Sesaria era toda una mole de desgana.

—¿Acaso no se les paga bien por sus servicios? —la pregunta de Rigrat era más bien una exigencia.

—Claro que sí —Cosca chasqueó la lengua—, las Mil Espadas combatirán, ¡puede estar seguro de eso!

—¡Lucharán hasta el último hombre! —aseguró Andiche.

—¡Como diablos! —añadió Victus.

—Pero lo que me concierne como capitán general es la manera de conseguir que luchen con la máxima efectividad. Han perdido dos jefes en un breve espacio de tiempo —echó la cabeza hacia un lado como si lamentase lo último que acababa de decir, porque no le beneficiaba gran cosa.

—Murcatto y después Fiel —Sesaria suspiró, como si él no hubiera sido uno de los responsables de que el mando supremo hubiese pasado por tantas manos.

—Las Mil Espadas se han visto relegadas a funciones de apoyo.

—De reconocimiento —se lamentó Andiche.

—De limpieza de los flancos —dijo Victus con un gruñido.

—Su moral se encuentra muy decaída. Aunque hayan recibido una buena paga, el dinero nunca supone la mejor motivación para arriesgar la vida —hubiera debido añadir que aquello último aún lo era menos para un mercenario—. Arrojarlos al fragor de la batalla que tiene lugar contra un enemigo tan contumaz como desesperado, mano a mano… No estoy diciendo que vayan a derrumbarse, pero… bueno —Cosca era todo muecas mientras se rascaba despacio el cuello—. Sí que se podrían derrumbar.

—Espero que no sea un ejemplo más de los que ilustran su notoria aversión por el combate —dijo Rigrat con tono de burla.

—¿Aversión… a combatir? Pregunte a quien quiera, ¡soy como un tigre! —Victus reprimió la risa a costa de lanzar un moco que se le pegó en la barbilla, pero Cosca lo ignoró—. Se trata simplemente de dar con la herramienta más apropiada para la operación. Uno no emplea un sable para talar el árbol que se le resiste. Emplea un hacha. A menos que sea un asno integral —el joven coronel abrió la boca para protestar, pero Cosca se le adelantó con sus palabras melifluas—. En general, el plan está bien fundamentado. De militar a militar, le felicito a usted sin ninguna reserva —Rigrat se sentía incómodo, porque, a pesar de que todo indicase que le estaba tomando por idiota, no podía asegurarlo al cien por cien—. Por todo lo dicho, lo más acertado sería que sus tropas regulares de Talins (puestas a prueba recientemente en Visserine y después en Puranti, y entregadas por entero a la causa que es la suya, que están acostumbradas a la victoria y que, por ello, poseen la más elevada moral) cruzasen el vado inferior y entablasen combate con los de Ospria, por supuesto que con el refuerzo de nuestros aliados de Etrisani y de Cesale, y todo lo demás —y señaló hacia el río con su petaca, un complemento que se le antojaba mucho más útil que un bastón, puesto que nadie puede emborracharse con uno—. Las Mil Espadas cumplirían su misión mucho mejor si se desplegasen en terreno firme. ¡Esperando, para caer en el momento apropiado! ¡Para cruzar el vado superior con ímpetu y vigor y atacar al enemigo que se retira!

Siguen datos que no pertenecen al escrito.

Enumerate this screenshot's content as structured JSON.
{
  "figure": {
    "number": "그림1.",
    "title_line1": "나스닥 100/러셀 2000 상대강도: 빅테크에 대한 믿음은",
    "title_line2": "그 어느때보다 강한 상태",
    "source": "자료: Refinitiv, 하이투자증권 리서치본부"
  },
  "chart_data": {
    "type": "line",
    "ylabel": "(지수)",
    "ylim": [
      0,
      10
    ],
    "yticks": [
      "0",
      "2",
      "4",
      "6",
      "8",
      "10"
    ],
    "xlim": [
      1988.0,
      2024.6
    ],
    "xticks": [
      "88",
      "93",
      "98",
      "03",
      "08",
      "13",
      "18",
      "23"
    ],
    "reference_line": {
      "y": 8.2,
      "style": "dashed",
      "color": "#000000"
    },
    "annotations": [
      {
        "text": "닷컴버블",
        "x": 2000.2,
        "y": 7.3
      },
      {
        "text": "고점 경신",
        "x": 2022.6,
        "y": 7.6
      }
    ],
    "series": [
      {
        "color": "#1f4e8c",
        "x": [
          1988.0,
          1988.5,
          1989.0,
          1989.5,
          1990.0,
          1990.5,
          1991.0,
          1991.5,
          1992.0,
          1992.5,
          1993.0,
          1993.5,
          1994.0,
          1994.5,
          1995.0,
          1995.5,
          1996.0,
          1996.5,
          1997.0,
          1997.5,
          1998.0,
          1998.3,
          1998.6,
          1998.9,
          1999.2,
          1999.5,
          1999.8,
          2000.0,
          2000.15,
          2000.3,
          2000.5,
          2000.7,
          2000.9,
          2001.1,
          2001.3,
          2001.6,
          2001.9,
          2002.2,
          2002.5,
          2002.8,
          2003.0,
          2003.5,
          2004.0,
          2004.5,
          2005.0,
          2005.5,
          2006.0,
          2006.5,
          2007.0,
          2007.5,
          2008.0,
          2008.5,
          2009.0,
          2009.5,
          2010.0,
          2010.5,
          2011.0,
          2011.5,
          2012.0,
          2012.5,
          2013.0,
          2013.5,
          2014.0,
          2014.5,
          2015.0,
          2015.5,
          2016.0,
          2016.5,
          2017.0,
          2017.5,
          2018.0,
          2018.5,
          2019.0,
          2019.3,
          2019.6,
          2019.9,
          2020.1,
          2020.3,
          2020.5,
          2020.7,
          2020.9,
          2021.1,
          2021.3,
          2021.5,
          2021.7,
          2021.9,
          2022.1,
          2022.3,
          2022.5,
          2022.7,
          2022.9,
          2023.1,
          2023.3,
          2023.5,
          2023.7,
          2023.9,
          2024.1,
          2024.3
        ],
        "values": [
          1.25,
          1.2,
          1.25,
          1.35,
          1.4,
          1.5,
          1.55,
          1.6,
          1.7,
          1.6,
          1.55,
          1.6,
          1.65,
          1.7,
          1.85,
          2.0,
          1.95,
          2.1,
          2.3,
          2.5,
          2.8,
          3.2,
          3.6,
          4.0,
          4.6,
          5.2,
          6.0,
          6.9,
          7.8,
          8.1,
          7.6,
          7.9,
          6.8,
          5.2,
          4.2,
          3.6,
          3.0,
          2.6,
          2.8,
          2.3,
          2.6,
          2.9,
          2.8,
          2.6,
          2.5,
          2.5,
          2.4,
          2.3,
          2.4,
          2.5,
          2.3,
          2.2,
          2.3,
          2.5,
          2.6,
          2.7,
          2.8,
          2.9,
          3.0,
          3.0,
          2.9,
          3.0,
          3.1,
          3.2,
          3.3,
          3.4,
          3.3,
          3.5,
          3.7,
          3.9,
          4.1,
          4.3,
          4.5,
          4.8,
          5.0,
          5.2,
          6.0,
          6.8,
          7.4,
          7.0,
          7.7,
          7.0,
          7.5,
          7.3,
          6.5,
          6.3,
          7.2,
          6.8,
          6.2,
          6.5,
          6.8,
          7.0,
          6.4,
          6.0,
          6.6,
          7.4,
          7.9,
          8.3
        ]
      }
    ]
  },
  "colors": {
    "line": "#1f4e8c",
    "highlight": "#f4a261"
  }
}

—Es el mejor sitio para atacar al enemigo —musitó Andiche. Victus sonrió burlón.

Cosca terminaba su exposición moviendo la petaca de manera muy florida:

—De esta suerte, su animoso coraje y nuestra fiera pasión serían empleados de la manera más conveniente. Se compondrían canciones, conseguiríamos la gloria, haríamos historia, Orso se convertiría en rey… —hizo una gentil reverencia a Oscar—, como vos, Alteza, a su debido momento.

—Sí. Sí, lo comprendo —Foscar miró preocupado los vados—. Aunque la cuestión es que…

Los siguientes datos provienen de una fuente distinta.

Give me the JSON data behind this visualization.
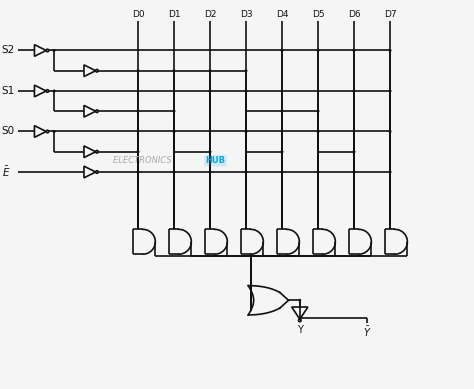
{
  "bg_color": "#f5f5f5",
  "line_color": "#111111",
  "lw": 1.2,
  "dot_r": 0.018,
  "buf_size": 0.13,
  "bubble_r": 0.028,
  "figsize": [
    4.74,
    3.89
  ],
  "dpi": 100,
  "xlim": [
    0,
    10.5
  ],
  "ylim": [
    0,
    8.5
  ],
  "input_labels": [
    "S2",
    "S1",
    "S0"
  ],
  "e_label": "$\\bar{E}$",
  "data_labels": [
    "D0",
    "D1",
    "D2",
    "D3",
    "D4",
    "D5",
    "D6",
    "D7"
  ],
  "output_label_y": "Y",
  "output_label_ybar": "$\\bar{Y}$",
  "watermark_text": "ELECTRONICS ",
  "watermark_hub": "HUB",
  "watermark_color": "#aaaaaa",
  "watermark_hub_color": "#00aaee"
}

—¡Entonces estamos de acuerdo! —Cosca le pasó un brazo por los hombros mientras le conducía hacia la tienda—. ¿No fue Stolicus quien dijo que los grandes hombres siempre marchan en la misma dirección? ¡Creo que sí! ¡Pues marchemos juntos a cenar, amigos míos! —Señaló con un dedo las montañas, que se iban tornando más oscuras mientras Ospria destellaba en el atardecer—. ¡Juro que tengo tanta hambre que me comería una ciudad entera! —y el calor de las risas le acompañó hasta la tienda.